The results were quite astonishing. In that course, four students dropped early because they were unwilling to commit to the workload requirements. The remaining students completed all course material to my threshold level of acceptance and received their well earned A grades. The research projects were later combined into a book and submitted to a publisher. The manuscript was accepted and I am now doing final editing prior to publication. (The book has a tentative title of A Casebook on Pediatric Diseases.)

Students also submitted their work to a professional conference on health outcomes research. A total of 11 were accepted for poster presentations. Such external review validates the quality of the student work given the mastery requirement.

In College Algebra, only 16 students out of 150 withdrew and 35 percent achieved the grade of A, which required mastery of all course material. Typically, only 5 percent of the students enrolled in College Algebra achieve a grade of A. In the past, the combined withdrawal rate plus the rate of failure usually ranged from 35-50 percent in the course, but with mastery learning, my failure plus withdrawal rate was under 20 percent

Students are enrolled in College Algebra to complete a degree requirement. Almost none of the students actually wants to be in the class. Not all of them appreciated the mastery concept. A few believed that they could not achieve the 80 percent threshold at any point and let me know that they thought I was grading this way just to set them up to fail.

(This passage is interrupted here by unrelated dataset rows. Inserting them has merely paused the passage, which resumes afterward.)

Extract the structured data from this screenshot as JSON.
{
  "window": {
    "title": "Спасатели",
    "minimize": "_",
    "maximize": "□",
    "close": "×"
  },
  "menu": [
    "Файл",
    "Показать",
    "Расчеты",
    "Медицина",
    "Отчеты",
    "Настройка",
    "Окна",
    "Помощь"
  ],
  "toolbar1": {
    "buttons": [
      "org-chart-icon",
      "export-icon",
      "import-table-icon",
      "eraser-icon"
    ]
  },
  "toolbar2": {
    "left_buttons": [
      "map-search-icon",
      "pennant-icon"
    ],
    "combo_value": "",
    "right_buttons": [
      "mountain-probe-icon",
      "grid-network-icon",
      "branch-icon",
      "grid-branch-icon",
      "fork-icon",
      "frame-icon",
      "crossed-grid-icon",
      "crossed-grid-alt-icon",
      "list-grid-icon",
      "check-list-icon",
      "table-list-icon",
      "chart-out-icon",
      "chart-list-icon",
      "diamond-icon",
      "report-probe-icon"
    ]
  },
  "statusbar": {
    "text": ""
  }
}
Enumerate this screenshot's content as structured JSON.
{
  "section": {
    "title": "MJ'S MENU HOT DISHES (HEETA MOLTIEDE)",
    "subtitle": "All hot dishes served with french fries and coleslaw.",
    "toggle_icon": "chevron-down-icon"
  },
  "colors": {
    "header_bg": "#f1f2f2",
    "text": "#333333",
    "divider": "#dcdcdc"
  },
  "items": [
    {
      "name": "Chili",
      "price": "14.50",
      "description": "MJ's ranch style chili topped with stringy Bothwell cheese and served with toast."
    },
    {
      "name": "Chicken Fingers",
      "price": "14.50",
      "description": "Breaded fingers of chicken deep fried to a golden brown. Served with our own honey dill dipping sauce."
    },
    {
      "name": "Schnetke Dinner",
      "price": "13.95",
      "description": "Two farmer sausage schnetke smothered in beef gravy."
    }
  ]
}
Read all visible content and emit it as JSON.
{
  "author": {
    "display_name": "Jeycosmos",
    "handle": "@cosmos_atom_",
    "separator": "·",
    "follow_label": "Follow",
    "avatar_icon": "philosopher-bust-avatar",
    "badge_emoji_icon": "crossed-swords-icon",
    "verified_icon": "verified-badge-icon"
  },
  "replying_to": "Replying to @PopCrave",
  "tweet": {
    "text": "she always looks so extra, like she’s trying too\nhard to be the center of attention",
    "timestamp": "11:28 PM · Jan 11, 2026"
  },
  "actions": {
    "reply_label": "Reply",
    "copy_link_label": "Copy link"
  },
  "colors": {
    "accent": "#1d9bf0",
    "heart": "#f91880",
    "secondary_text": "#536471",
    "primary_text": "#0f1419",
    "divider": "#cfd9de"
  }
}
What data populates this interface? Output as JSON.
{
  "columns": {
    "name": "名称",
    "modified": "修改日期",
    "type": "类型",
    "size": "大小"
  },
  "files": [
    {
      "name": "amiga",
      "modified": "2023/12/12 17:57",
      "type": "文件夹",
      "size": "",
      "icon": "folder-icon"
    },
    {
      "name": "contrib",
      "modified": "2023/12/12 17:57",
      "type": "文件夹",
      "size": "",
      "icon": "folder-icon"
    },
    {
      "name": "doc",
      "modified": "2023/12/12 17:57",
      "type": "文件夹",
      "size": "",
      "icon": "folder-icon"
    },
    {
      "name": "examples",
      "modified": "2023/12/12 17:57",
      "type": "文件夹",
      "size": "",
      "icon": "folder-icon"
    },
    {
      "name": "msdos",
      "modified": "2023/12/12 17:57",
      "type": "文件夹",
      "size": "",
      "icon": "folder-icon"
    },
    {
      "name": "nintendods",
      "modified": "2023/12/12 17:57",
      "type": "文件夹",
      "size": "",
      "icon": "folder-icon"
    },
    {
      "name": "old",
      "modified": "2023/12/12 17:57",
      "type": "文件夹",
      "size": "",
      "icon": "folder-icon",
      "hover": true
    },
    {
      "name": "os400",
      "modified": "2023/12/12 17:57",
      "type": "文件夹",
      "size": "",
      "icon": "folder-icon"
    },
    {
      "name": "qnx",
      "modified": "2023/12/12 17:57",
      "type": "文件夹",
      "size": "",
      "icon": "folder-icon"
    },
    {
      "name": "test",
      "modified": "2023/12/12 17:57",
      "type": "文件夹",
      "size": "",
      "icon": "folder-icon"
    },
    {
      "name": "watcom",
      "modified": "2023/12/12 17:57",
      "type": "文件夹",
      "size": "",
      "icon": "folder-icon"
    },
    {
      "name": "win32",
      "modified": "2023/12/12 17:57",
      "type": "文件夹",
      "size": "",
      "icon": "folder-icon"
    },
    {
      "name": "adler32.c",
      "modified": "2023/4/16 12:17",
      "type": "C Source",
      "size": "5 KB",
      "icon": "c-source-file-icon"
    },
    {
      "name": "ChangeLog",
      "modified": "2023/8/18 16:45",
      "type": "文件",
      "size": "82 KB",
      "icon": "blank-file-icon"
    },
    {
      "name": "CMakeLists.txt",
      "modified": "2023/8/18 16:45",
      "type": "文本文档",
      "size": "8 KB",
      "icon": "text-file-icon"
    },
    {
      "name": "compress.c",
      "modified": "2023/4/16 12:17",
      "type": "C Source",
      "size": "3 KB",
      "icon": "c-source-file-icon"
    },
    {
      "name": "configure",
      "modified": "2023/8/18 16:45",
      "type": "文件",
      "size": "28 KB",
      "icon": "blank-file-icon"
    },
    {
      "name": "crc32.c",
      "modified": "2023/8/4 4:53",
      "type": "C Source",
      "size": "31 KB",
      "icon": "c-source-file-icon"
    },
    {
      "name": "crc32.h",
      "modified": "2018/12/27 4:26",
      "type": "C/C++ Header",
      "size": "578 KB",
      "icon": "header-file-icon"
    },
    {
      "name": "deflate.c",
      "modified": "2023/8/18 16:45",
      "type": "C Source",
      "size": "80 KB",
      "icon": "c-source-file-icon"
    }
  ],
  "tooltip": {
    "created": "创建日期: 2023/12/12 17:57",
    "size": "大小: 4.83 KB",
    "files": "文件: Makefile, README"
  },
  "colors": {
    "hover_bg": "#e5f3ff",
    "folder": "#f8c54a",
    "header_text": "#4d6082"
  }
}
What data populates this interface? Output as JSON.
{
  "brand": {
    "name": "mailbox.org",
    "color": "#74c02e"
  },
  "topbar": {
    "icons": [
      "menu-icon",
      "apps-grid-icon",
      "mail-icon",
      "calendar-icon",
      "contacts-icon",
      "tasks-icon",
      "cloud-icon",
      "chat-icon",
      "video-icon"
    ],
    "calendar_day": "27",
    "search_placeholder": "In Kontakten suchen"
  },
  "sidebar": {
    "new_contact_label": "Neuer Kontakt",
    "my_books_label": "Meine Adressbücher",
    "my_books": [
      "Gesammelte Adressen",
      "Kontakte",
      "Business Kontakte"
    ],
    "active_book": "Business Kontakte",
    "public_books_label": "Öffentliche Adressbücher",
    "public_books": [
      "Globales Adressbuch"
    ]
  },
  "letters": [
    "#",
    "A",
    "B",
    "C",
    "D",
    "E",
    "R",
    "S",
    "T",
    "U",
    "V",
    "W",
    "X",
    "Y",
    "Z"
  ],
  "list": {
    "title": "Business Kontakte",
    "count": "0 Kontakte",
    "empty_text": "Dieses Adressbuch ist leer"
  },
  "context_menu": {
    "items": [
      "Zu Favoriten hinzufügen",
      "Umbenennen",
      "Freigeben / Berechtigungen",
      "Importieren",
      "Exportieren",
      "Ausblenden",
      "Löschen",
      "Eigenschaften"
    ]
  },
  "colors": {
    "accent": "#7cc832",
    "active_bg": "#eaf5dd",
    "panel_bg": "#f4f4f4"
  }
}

Fortunately, it was just a small minority who appeared unwilling to work within the framework I set up, and who wanted a passing grade regardless of effort. Most were willing to try, and most rose to the challenge.

I will make changes in these courses, but the mastery learning requirement will continue. The pass rate in College Algebra will be moved to 85 percent and homework requirements will increase. To keep the material fresh and interesting in data analysis, I will change the dataset and the course emphasis. It may be possible to submit a book each semester containing the students’ final projects.

I am very encouraged by the results of my mastery requirement because I’m confident that my students are learning. They’re learning algebra and statistics and they’re also learning that good grades aren’t entitlements. They must be earned.